Opinión

Recta final

Recta final
Bueno, pues ya estamos en la recta final. El domingo se abren las urnas y por la noche, después de que  se haga el recuento, seguiremos sin saber gran cosa, todos habrán ganado, pero, salvo que haya un partido que saque una muy poco probable mayoría absoluta, estaremos igual semanas y semanas. 

Y la gracia es que debería importar poco quiénes se vayan a sentar en este ministerio o en aquella secretaría de Estado, porque eso es como conocer las alineaciones de los equipos antes de empezar el partido. El partido hay que jugarlo, y lo comparo con un partido de fútbol porque quienes gobiernan tienen que hacerlo contra las situaciones que se presenten y siempre contra la oposición, que hará lo indecible porque quien gobierna no pueda hacerlo debidamente. Y es que, en España, eso de la leal oposición hace mucho que no existe.

En España no tenemos  remedio. Nunca lo tuvo, porque los remedios siempre son monolíticos, tiránicos y contrarios a la libertad, y pruebas de ello hemos tenido en los últimos 500 años. España es una abstracción que hoy vemos como una sola entidad, pero solo es España desde la Constitución de 1812, y no antes, porque aquellos reinos medievales de León, Castilla, Aragón o Valencia, el principado de Asturias, el condado de Barcelona o el señorío de Vizcaya eran distintos en fueros, en derecho consuetudinario y hasta en las lenguas que hablaban.

Todo eso confluyó en las coronas de los Reyes Católicos, que completaron con la conquista de Granada. Y las mentiras que nos han ido colocando, como que con la caída de Boabdil se completaba el puzle de lo que hoy es España, y nos contaban en la escuela (cuando se daba Historia, manipulada, pero Historia) que, cuando decidió emprender la batalla definitiva para conquistar Granada (no reconquistar, porque se reconquista lo que antes fue nuestro, y Granada nunca fue parte de Castilla antes de 1492), la reina Isabel I dijo: »Yo arrancaré uno a uno los granos de esa Granada».

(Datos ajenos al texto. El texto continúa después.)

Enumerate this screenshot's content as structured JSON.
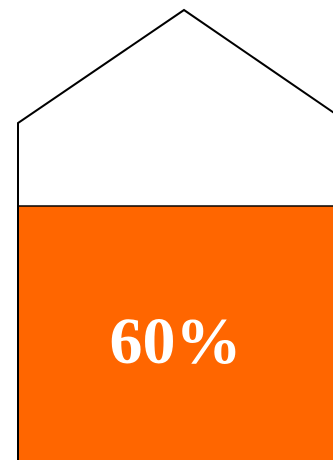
{
  "level_indicator": {
    "fill_percent": 60,
    "label": "60%",
    "fill_color": "#FF6600",
    "outline_color": "#000000",
    "background_color": "#FFFFFF"
  }
}
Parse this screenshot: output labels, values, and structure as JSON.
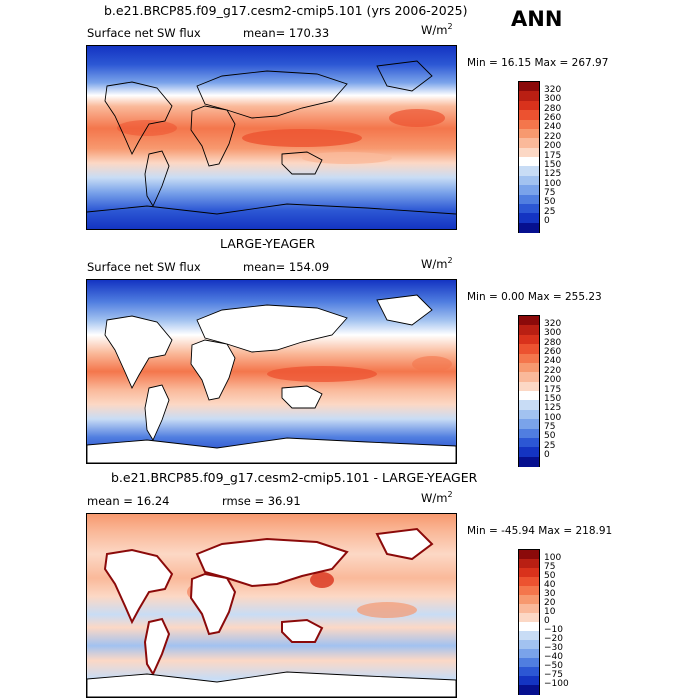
{
  "season": "ANN",
  "panels": [
    {
      "id": "top",
      "title": "b.e21.BRCP85.f09_g17.cesm2-cmip5.101 (yrs 2006-2025)",
      "variable": "Surface net SW flux",
      "stat_text": "mean= 170.33",
      "units": "W/m",
      "units_sup": "2",
      "minmax": "Min =  16.15 Max = 267.97",
      "land_masked": false,
      "colorbar": {
        "labels": [
          "320",
          "300",
          "280",
          "260",
          "240",
          "220",
          "200",
          "175",
          "150",
          "125",
          "100",
          "75",
          "50",
          "25",
          "0"
        ],
        "colors": [
          "#8b0a0a",
          "#b91f13",
          "#d9321c",
          "#ec5230",
          "#f4764c",
          "#f7996f",
          "#fab99a",
          "#fcd8c5",
          "#ffffff",
          "#c8dcf5",
          "#a2c2f0",
          "#7aa3ea",
          "#507ee0",
          "#2c57d4",
          "#1434c2",
          "#06108f"
        ]
      }
    },
    {
      "id": "middle",
      "title": "LARGE-YEAGER",
      "variable": "Surface net SW flux",
      "stat_text": "mean= 154.09",
      "units": "W/m",
      "units_sup": "2",
      "minmax": "Min =   0.00 Max = 255.23",
      "land_masked": true,
      "colorbar": {
        "labels": [
          "320",
          "300",
          "280",
          "260",
          "240",
          "220",
          "200",
          "175",
          "150",
          "125",
          "100",
          "75",
          "50",
          "25",
          "0"
        ],
        "colors": [
          "#8b0a0a",
          "#b91f13",
          "#d9321c",
          "#ec5230",
          "#f4764c",
          "#f7996f",
          "#fab99a",
          "#fcd8c5",
          "#ffffff",
          "#c8dcf5",
          "#a2c2f0",
          "#7aa3ea",
          "#507ee0",
          "#2c57d4",
          "#1434c2",
          "#06108f"
        ]
      }
    },
    {
      "id": "bottom",
      "title": "b.e21.BRCP85.f09_g17.cesm2-cmip5.101 - LARGE-YEAGER",
      "stat_text": "mean =  16.24",
      "stat2_text": "rmse =  36.91",
      "units": "W/m",
      "units_sup": "2",
      "minmax": "Min = -45.94 Max = 218.91",
      "land_masked": true,
      "colorbar": {
        "labels": [
          "100",
          "75",
          "50",
          "40",
          "30",
          "20",
          "10",
          "0",
          "−10",
          "−20",
          "−30",
          "−40",
          "−50",
          "−75",
          "−100"
        ],
        "colors": [
          "#8b0a0a",
          "#b91f13",
          "#d9321c",
          "#ec5230",
          "#f4764c",
          "#f7996f",
          "#fab99a",
          "#fcd8c5",
          "#ffffff",
          "#c8dcf5",
          "#a2c2f0",
          "#7aa3ea",
          "#507ee0",
          "#2c57d4",
          "#1434c2",
          "#06108f"
        ]
      }
    }
  ]
}
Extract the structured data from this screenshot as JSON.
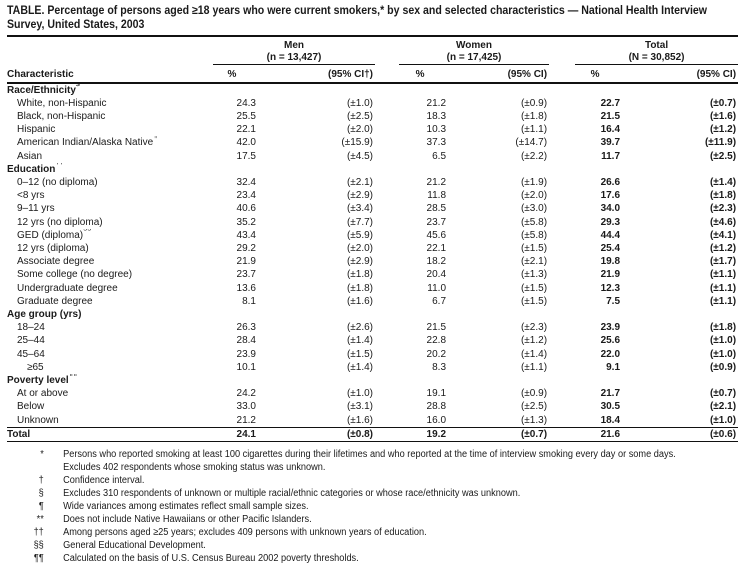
{
  "title": "TABLE. Percentage of persons aged ≥18 years who were current smokers,* by sex and selected characteristics — National Health Interview Survey, United States, 2003",
  "table": {
    "characteristic_label": "Characteristic",
    "groups": [
      {
        "name": "Men",
        "n": "(n = 13,427)",
        "pct_label": "%",
        "ci_label": "(95% CI†)"
      },
      {
        "name": "Women",
        "n": "(n = 17,425)",
        "pct_label": "%",
        "ci_label": "(95% CI)"
      },
      {
        "name": "Total",
        "n": "(N = 30,852)",
        "pct_label": "%",
        "ci_label": "(95% CI)"
      }
    ],
    "sections": [
      {
        "header": "Race/Ethnicity",
        "sup": "§",
        "rows": [
          {
            "label": "White, non-Hispanic",
            "men_pct": "24.3",
            "men_ci": "(±1.0)",
            "women_pct": "21.2",
            "women_ci": "(±0.9)",
            "total_pct": "22.7",
            "total_ci": "(±0.7)"
          },
          {
            "label": "Black, non-Hispanic",
            "men_pct": "25.5",
            "men_ci": "(±2.5)",
            "women_pct": "18.3",
            "women_ci": "(±1.8)",
            "total_pct": "21.5",
            "total_ci": "(±1.6)"
          },
          {
            "label": "Hispanic",
            "men_pct": "22.1",
            "men_ci": "(±2.0)",
            "women_pct": "10.3",
            "women_ci": "(±1.1)",
            "total_pct": "16.4",
            "total_ci": "(±1.2)"
          },
          {
            "label": "American Indian/Alaska Native",
            "sup": "¶",
            "men_pct": "42.0",
            "men_ci": "(±15.9)",
            "women_pct": "37.3",
            "women_ci": "(±14.7)",
            "total_pct": "39.7",
            "total_ci": "(±11.9)"
          },
          {
            "label": "Asian",
            "sup": "**",
            "men_pct": "17.5",
            "men_ci": "(±4.5)",
            "women_pct": "6.5",
            "women_ci": "(±2.2)",
            "total_pct": "11.7",
            "total_ci": "(±2.5)"
          }
        ]
      },
      {
        "header": "Education",
        "sup": "††",
        "rows": [
          {
            "label": "0–12 (no diploma)",
            "men_pct": "32.4",
            "men_ci": "(±2.1)",
            "women_pct": "21.2",
            "women_ci": "(±1.9)",
            "total_pct": "26.6",
            "total_ci": "(±1.4)"
          },
          {
            "label": "<8 yrs",
            "men_pct": "23.4",
            "men_ci": "(±2.9)",
            "women_pct": "11.8",
            "women_ci": "(±2.0)",
            "total_pct": "17.6",
            "total_ci": "(±1.8)"
          },
          {
            "label": "9–11 yrs",
            "men_pct": "40.6",
            "men_ci": "(±3.4)",
            "women_pct": "28.5",
            "women_ci": "(±3.0)",
            "total_pct": "34.0",
            "total_ci": "(±2.3)"
          },
          {
            "label": "12 yrs (no diploma)",
            "men_pct": "35.2",
            "men_ci": "(±7.7)",
            "women_pct": "23.7",
            "women_ci": "(±5.8)",
            "total_pct": "29.3",
            "total_ci": "(±4.6)"
          },
          {
            "label": "GED (diploma)",
            "sup": "§§",
            "men_pct": "43.4",
            "men_ci": "(±5.9)",
            "women_pct": "45.6",
            "women_ci": "(±5.8)",
            "total_pct": "44.4",
            "total_ci": "(±4.1)"
          },
          {
            "label": "12 yrs (diploma)",
            "men_pct": "29.2",
            "men_ci": "(±2.0)",
            "women_pct": "22.1",
            "women_ci": "(±1.5)",
            "total_pct": "25.4",
            "total_ci": "(±1.2)"
          },
          {
            "label": "Associate degree",
            "men_pct": "21.9",
            "men_ci": "(±2.9)",
            "women_pct": "18.2",
            "women_ci": "(±2.1)",
            "total_pct": "19.8",
            "total_ci": "(±1.7)"
          },
          {
            "label": "Some college (no degree)",
            "men_pct": "23.7",
            "men_ci": "(±1.8)",
            "women_pct": "20.4",
            "women_ci": "(±1.3)",
            "total_pct": "21.9",
            "total_ci": "(±1.1)"
          },
          {
            "label": "Undergraduate degree",
            "men_pct": "13.6",
            "men_ci": "(±1.8)",
            "women_pct": "11.0",
            "women_ci": "(±1.5)",
            "total_pct": "12.3",
            "total_ci": "(±1.1)"
          },
          {
            "label": "Graduate degree",
            "men_pct": "8.1",
            "men_ci": "(±1.6)",
            "women_pct": "6.7",
            "women_ci": "(±1.5)",
            "total_pct": "7.5",
            "total_ci": "(±1.1)"
          }
        ]
      },
      {
        "header": "Age group (yrs)",
        "rows": [
          {
            "label": "18–24",
            "men_pct": "26.3",
            "men_ci": "(±2.6)",
            "women_pct": "21.5",
            "women_ci": "(±2.3)",
            "total_pct": "23.9",
            "total_ci": "(±1.8)"
          },
          {
            "label": "25–44",
            "men_pct": "28.4",
            "men_ci": "(±1.4)",
            "women_pct": "22.8",
            "women_ci": "(±1.2)",
            "total_pct": "25.6",
            "total_ci": "(±1.0)"
          },
          {
            "label": "45–64",
            "men_pct": "23.9",
            "men_ci": "(±1.5)",
            "women_pct": "20.2",
            "women_ci": "(±1.4)",
            "total_pct": "22.0",
            "total_ci": "(±1.0)"
          },
          {
            "label": "≥65",
            "indent": 2,
            "men_pct": "10.1",
            "men_ci": "(±1.4)",
            "women_pct": "8.3",
            "women_ci": "(±1.1)",
            "total_pct": "9.1",
            "total_ci": "(±0.9)"
          }
        ]
      },
      {
        "header": "Poverty level",
        "sup": "¶¶",
        "rows": [
          {
            "label": "At or above",
            "men_pct": "24.2",
            "men_ci": "(±1.0)",
            "women_pct": "19.1",
            "women_ci": "(±0.9)",
            "total_pct": "21.7",
            "total_ci": "(±0.7)"
          },
          {
            "label": "Below",
            "men_pct": "33.0",
            "men_ci": "(±3.1)",
            "women_pct": "28.8",
            "women_ci": "(±2.5)",
            "total_pct": "30.5",
            "total_ci": "(±2.1)"
          },
          {
            "label": "Unknown",
            "men_pct": "21.2",
            "men_ci": "(±1.6)",
            "women_pct": "16.0",
            "women_ci": "(±1.3)",
            "total_pct": "18.4",
            "total_ci": "(±1.0)"
          }
        ]
      }
    ],
    "total_row": {
      "label": "Total",
      "men_pct": "24.1",
      "men_ci": "(±0.8)",
      "women_pct": "19.2",
      "women_ci": "(±0.7)",
      "total_pct": "21.6",
      "total_ci": "(±0.6)"
    }
  },
  "footnotes": [
    {
      "marker": "*",
      "text": "Persons who reported smoking at least 100 cigarettes during their lifetimes and who reported at the time of interview smoking every day or some days.\nExcludes 402 respondents whose smoking status was unknown."
    },
    {
      "marker": "†",
      "text": "Confidence interval."
    },
    {
      "marker": "§",
      "text": "Excludes 310 respondents of unknown or multiple racial/ethnic categories or whose race/ethnicity was unknown."
    },
    {
      "marker": "¶",
      "text": "Wide variances among estimates reflect small sample sizes."
    },
    {
      "marker": "**",
      "text": "Does not include Native Hawaiians or other Pacific Islanders."
    },
    {
      "marker": "††",
      "text": "Among persons aged ≥25 years; excludes 409 persons with unknown years of education."
    },
    {
      "marker": "§§",
      "text": "General Educational Development."
    },
    {
      "marker": "¶¶",
      "text": "Calculated on the basis of U.S. Census Bureau 2002 poverty thresholds."
    }
  ]
}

El mosaico español  se completó con la conquista de Navarra por Fernando el Católico, cuando ya la reina había muerto, y nunca supo el regente Cardenal Cisneros si aquel nuevo reino era Castilla o era Aragón, por lo que, desde entonces, la única tierra aparte de esa España inexistente ha sido Navarra, que no perdió sus fueros ni siquiera en los tiempos absolutistas de Fernando VII o, más recientemente, con la dictadura de Franco. Hasta la Constitución de Cádiz, no había unidad de España (no puede unirse lo que no existe) sino que todos esos reinos, condados, principados, señoríos, (incluidos los de las Canarias que primero fueron conquistadas), recaían en la corona. Y era el rey el estandarte de todos ellos, que siempre heredaron hasta hoy los monarcas españoles, y es por ello que, cuando se habla de los títulos del rey de España sale una ristra interminable de entidades que solo estaban unidas en su persona hasta 1812. A partir de ahí ya España existió jurídicamente.

El Estado de las Autonomía no es un invento de la Transición de hace 40 años, sino una respuesta a lo que latía en la genética política y social de un país que renacía, pero que no había perdido la memoria.

Por eso, cuando largan estupideces los líderes políticos, llenan sus discursos de grandilocuencia patriótica o nos cuentan sandeces , son como los que conducen sin tener carnet. De esto no se salva ninguna fuerza política porque, o callan verdades históricas o se explayan reinventando la Historia. Cuando escucho a Puigdemont, a Abascal, a Aitor Esteban y a muchos y muchas más, decir verdaderos disparates que venden como verdades absolutas, me dan ganas de llorar. Creo que lo de que los dirigentes salgan de los votos es una regla de oro de la democracia, pero también creo que, cuando se alcanzan cargos de determinado nivel, habría que tener aprobado un curso sobre todo esto. Y un curso muy riguroso.

Si los  políticos tuviesen  fundamento y rigor intelectual, España sería hoy una de las imprescindibles naciones del mundo, pero se les va la fuerza combatiendo con su ignorancia y sirviendo a intereses personales, que creen que los privilegios son un derecho. Por eso me digo que es una obligación moral en democracia ir a votar, pero después me pregunto para qué. Si vamos un poco leídos a votar, tal vez lo hagamos bien.